When Aisha Abdullahi, head of political affairs of the African Union Commission (AUC) — a body roughly analogous to the European Commission — spoke before the V International Humanitarian Forum in Baku, Azerbaijan, late last month, her message was loud and clear: The once-lost continent that had become synonymous with endless sectarian fighting and violent feudal warfare has finally begun to get its act together and will soon become a pancontinental bloc of regional free trade with the unobstructed movement of people across geographic borders.
Abdullahi said that the AUC has already begun to recruit consultants who are busily formulating plans for an African single market, targeted to be implemented by 2017.
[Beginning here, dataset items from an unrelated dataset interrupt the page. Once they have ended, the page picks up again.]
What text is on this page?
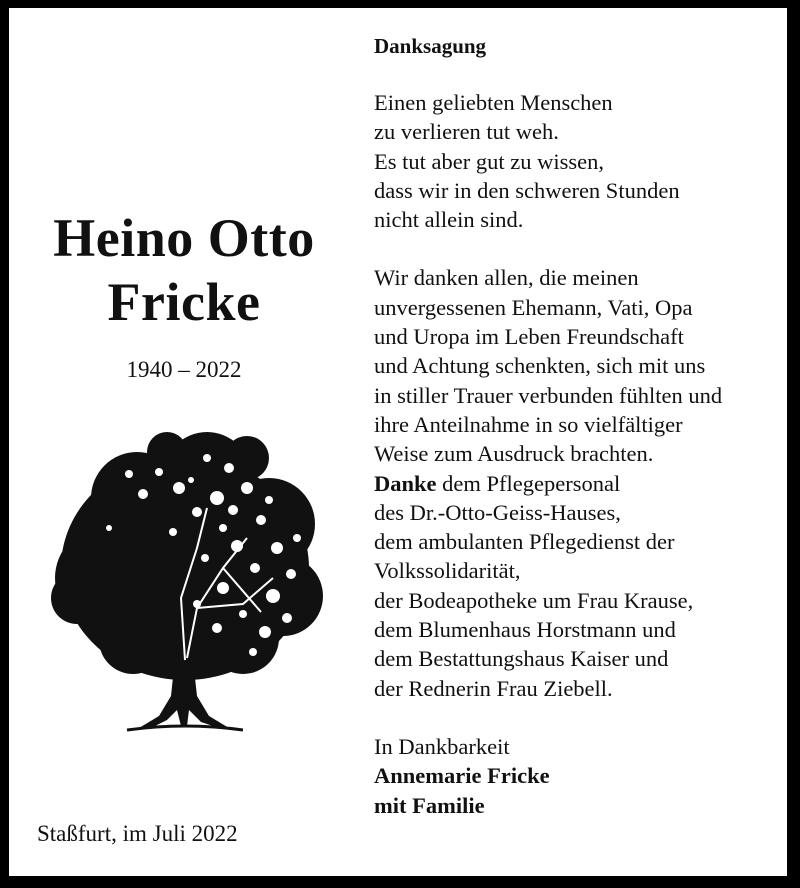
Heino Otto
Fricke
1940 – 2022
Staßfurt, im Juli 2022
Danksagung
Einen geliebten Menschen
zu verlieren tut weh.
Es tut aber gut zu wissen,
dass wir in den schweren Stunden
nicht allein sind.
Wir danken allen, die meinen
unvergessenen Ehemann, Vati, Opa
und Uropa im Leben Freundschaft
und Achtung schenkten, sich mit uns
in stiller Trauer verbunden fühlten und
ihre Anteilnahme in so vielfältiger
Weise zum Ausdruck brachten.
Danke dem Pflegepersonal
des Dr.-Otto-Geiss-Hauses,
dem ambulanten Pflegedienst der
Volkssolidarität,
der Bodeapotheke um Frau Krause,
dem Blumenhaus Horstmann und
dem Bestattungshaus Kaiser und
der Rednerin Frau Ziebell.
In Dankbarkeit
Annemarie Fricke
mit Familie
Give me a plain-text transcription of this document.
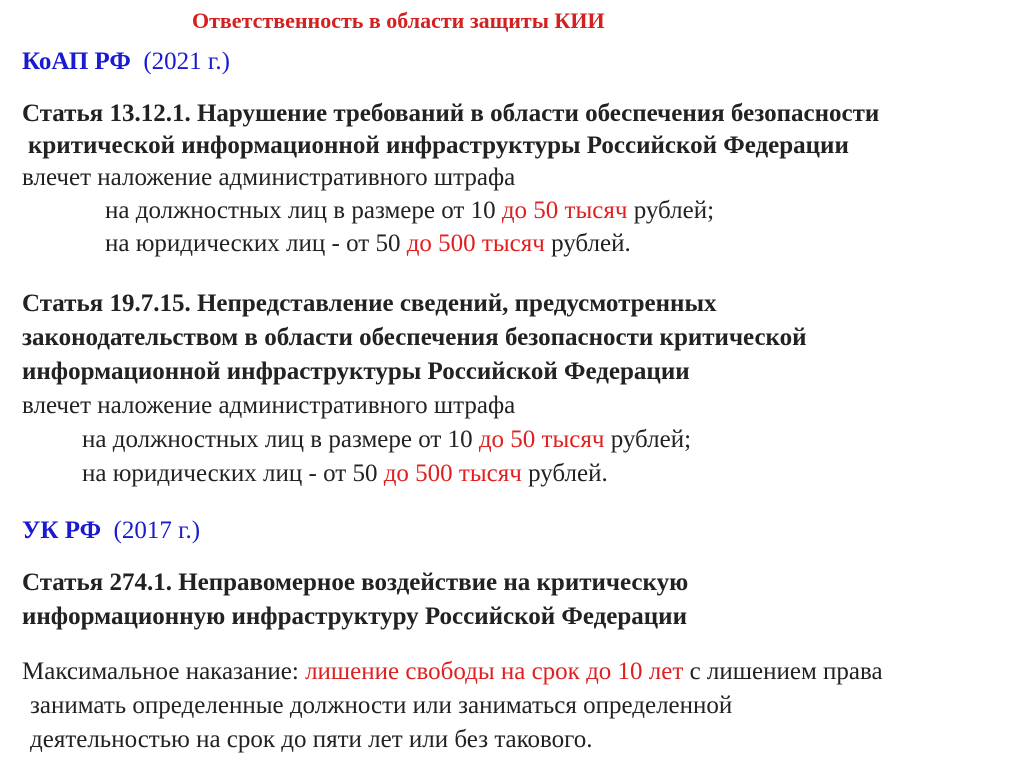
Ответственность в области защиты КИИ
КоАП РФ (2021 г.)
Статья 13.12.1. Нарушение требований в области обеспечения безопасности
критической информационной инфраструктуры Российской Федерации
влечет наложение административного штрафа
на должностных лиц в размере от 10 до 50 тысяч рублей;
на юридических лиц - от 50 до 500 тысяч рублей.
Статья 19.7.15. Непредставление сведений, предусмотренных
законодательством в области обеспечения безопасности критической
информационной инфраструктуры Российской Федерации
влечет наложение административного штрафа
на должностных лиц в размере от 10 до 50 тысяч рублей;
на юридических лиц - от 50 до 500 тысяч рублей.
УК РФ (2017 г.)
Статья 274.1. Неправомерное воздействие на критическую
информационную инфраструктуру Российской Федерации
Максимальное наказание: лишение свободы на срок до 10 лет с лишением права
занимать определенные должности или заниматься определенной
деятельностью на срок до пяти лет или без такового.
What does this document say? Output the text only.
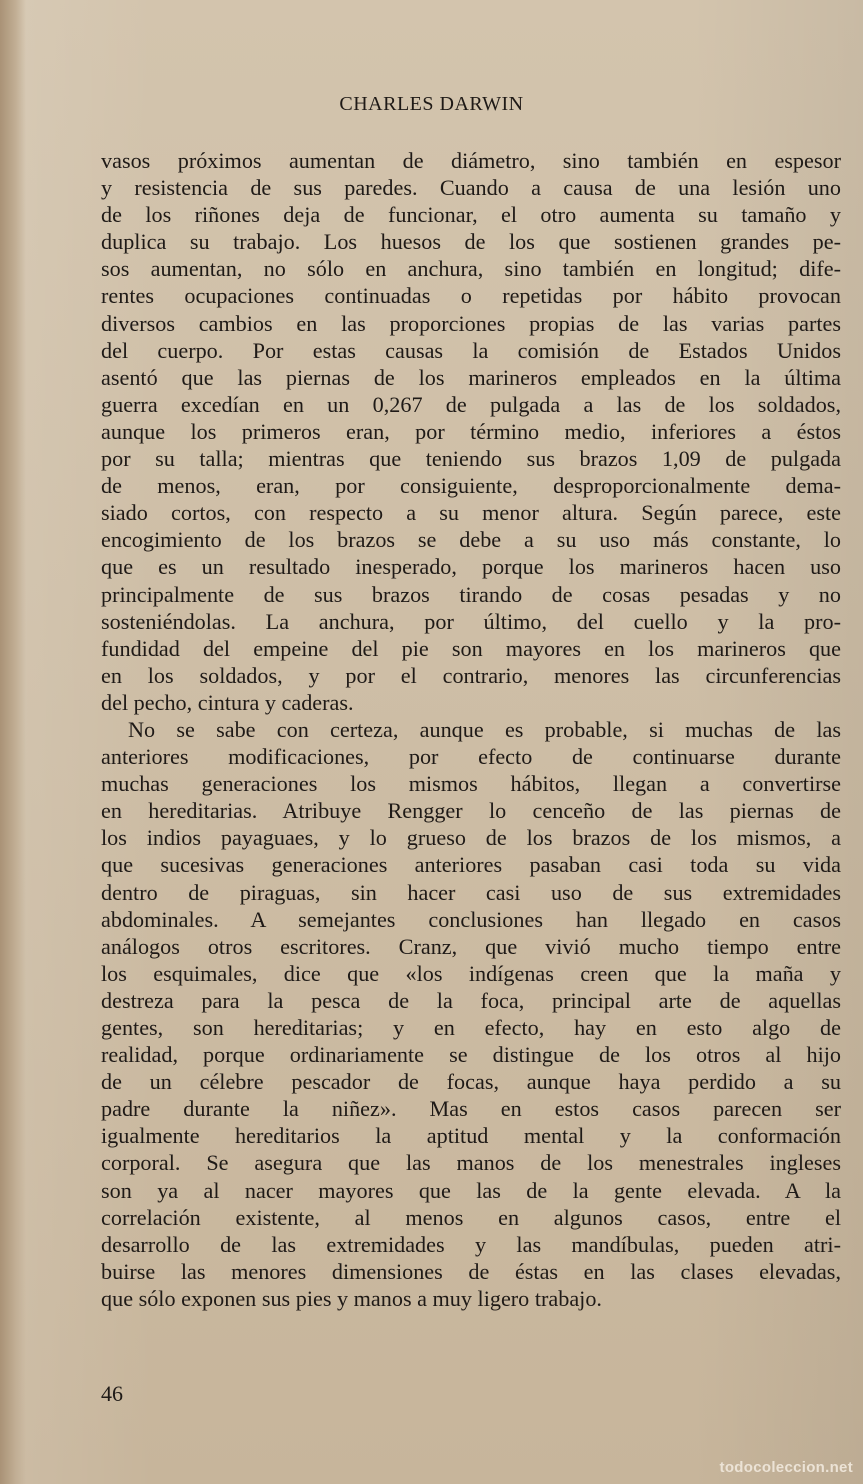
CHARLES DARWIN
vasos próximos aumentan de diámetro, sino también en espesor
y resistencia de sus paredes. Cuando a causa de una lesión uno
de los riñones deja de funcionar, el otro aumenta su tamaño y
duplica su trabajo. Los huesos de los que sostienen grandes pe-
sos aumentan, no sólo en anchura, sino también en longitud; dife-
rentes ocupaciones continuadas o repetidas por hábito provocan
diversos cambios en las proporciones propias de las varias partes
del cuerpo. Por estas causas la comisión de Estados Unidos
asentó que las piernas de los marineros empleados en la última
guerra excedían en un 0,267 de pulgada a las de los soldados,
aunque los primeros eran, por término medio, inferiores a éstos
por su talla; mientras que teniendo sus brazos 1,09 de pulgada
de menos, eran, por consiguiente, desproporcionalmente dema-
siado cortos, con respecto a su menor altura. Según parece, este
encogimiento de los brazos se debe a su uso más constante, lo
que es un resultado inesperado, porque los marineros hacen uso
principalmente de sus brazos tirando de cosas pesadas y no
sosteniéndolas. La anchura, por último, del cuello y la pro-
fundidad del empeine del pie son mayores en los marineros que
en los soldados, y por el contrario, menores las circunferencias
del pecho, cintura y caderas.
No se sabe con certeza, aunque es probable, si muchas de las
anteriores modificaciones, por efecto de continuarse durante
muchas generaciones los mismos hábitos, llegan a convertirse
en hereditarias. Atribuye Rengger lo cenceño de las piernas de
los indios payaguaes, y lo grueso de los brazos de los mismos, a
que sucesivas generaciones anteriores pasaban casi toda su vida
dentro de piraguas, sin hacer casi uso de sus extremidades
abdominales. A semejantes conclusiones han llegado en casos
análogos otros escritores. Cranz, que vivió mucho tiempo entre
los esquimales, dice que «los indígenas creen que la maña y
destreza para la pesca de la foca, principal arte de aquellas
gentes, son hereditarias; y en efecto, hay en esto algo de
realidad, porque ordinariamente se distingue de los otros al hijo
de un célebre pescador de focas, aunque haya perdido a su
padre durante la niñez». Mas en estos casos parecen ser
igualmente hereditarios la aptitud mental y la conformación
corporal. Se asegura que las manos de los menestrales ingleses
son ya al nacer mayores que las de la gente elevada. A la
correlación existente, al menos en algunos casos, entre el
desarrollo de las extremidades y las mandíbulas, pueden atri-
buirse las menores dimensiones de éstas en las clases elevadas,
que sólo exponen sus pies y manos a muy ligero trabajo.
46
todocoleccion.net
Though still in its infancy, the idea of an economically and commercially unified Africa is a multifarious and ambitious proposal, but it could be the best hope for bringing peace to a continent that has known only war and poverty for nearly half a century.
The initial phase of the establishment of a single market was presented earlier this year, when representatives from 25 African nations signed an agreement to link three existing economic blocs into a commercial community that would unite 57 percent of the continent’s population.
That Tripartite Free Trade Agreement (TFTA) would bring together more than 60 percent of the continent’s gross domestic product, valued at $1.2 trillion.
The TFTA would be primarily aimed at boosting the continent’s competitiveness in global trade and lifting millions of people across the continent out of poverty.
Still, there will be a lot entailed in the scheme to unify Africa, and, as the AUC may soon find out, the devil will be in the detail.
Last June, the AUC announced it was stepping up the pace of the implantation of a pan-African currency that it hoped to have in circulation by no later than 2025.
It also outlined the framework for the creation of an African Monetary Fund.
The African Union said it believed that these measures will attract higher levels of inward investment and connect all the countries in Africa through world-class infrastructure, making it an attractive destination for foreign capital and new transnational industrial ventures.
There will also have to be an African central bank that will be responsible for issuing the common currency, and a monitoring body to oversee its solvency.
The leaders of Kenya, Uganda, Tanzania, Rwanda and Burundi have already signed a protocol in the Ugandan capital of Kampala for the adoption of a common currency in 10 years.
And Rwanda and Benin announced plans to allow mutual visa-free entry, while Zimbabwe has already eliminated visa restrictions for citizens traveling from within the 15-nation South Africa Development Community.
In July, the African Union also announced it had finally agreed on an all-Africa, 54-nation passport to do away with visa restrictions.
The AU Commission director, Nkosazana Dlamini Zuma, called the move a “first step toward … a strong, prosperous and integrated Africa, driven by its own citizens and capable of taking its rightful place on the world stage.”
But putting the concept into practice may turn out to be more complicated than the AUC anticipated.
Although diplomats were promised access to the passports by 2018, it quickly became clear that the continent’s 1.1 billion people are going to have to wait much longer because each of the participating countries’ legislators will have to pass a bill endorsing it.
Moreover, Africa has an estimated $50 billion annual infrastructure funding gap, meaning money to fund the transition will be scarce.
And as for the idea of a unified currency, not all African nations are on board.
Some member countries fear that they could lose out from a single coinage, undercut by the disparate economic strengths of the various economic blocs.
There are also the contentious issues of migrants and refugees that must be dealt with, and religious divisions and political power struggles that have for decades overshadowed economic interests.
Africa — a continent that still bears the scars of the arbitrary map-drawing of the colonial era — is desperately struggling to find a way out of the vicious cycle of bloodshed, territorial disputes, ethnic divisions and extreme poverty that were the legacy of centuries of Western exploitation.
Continental unity of any sort would certainly be a major cornerstone in achieving that goal.
Let us hope that this lofty aspiration is not crushed by the harsh realities of geopolitical forces and underlying disputes that could ultimately keep the African integrationist dream from reaching fruition.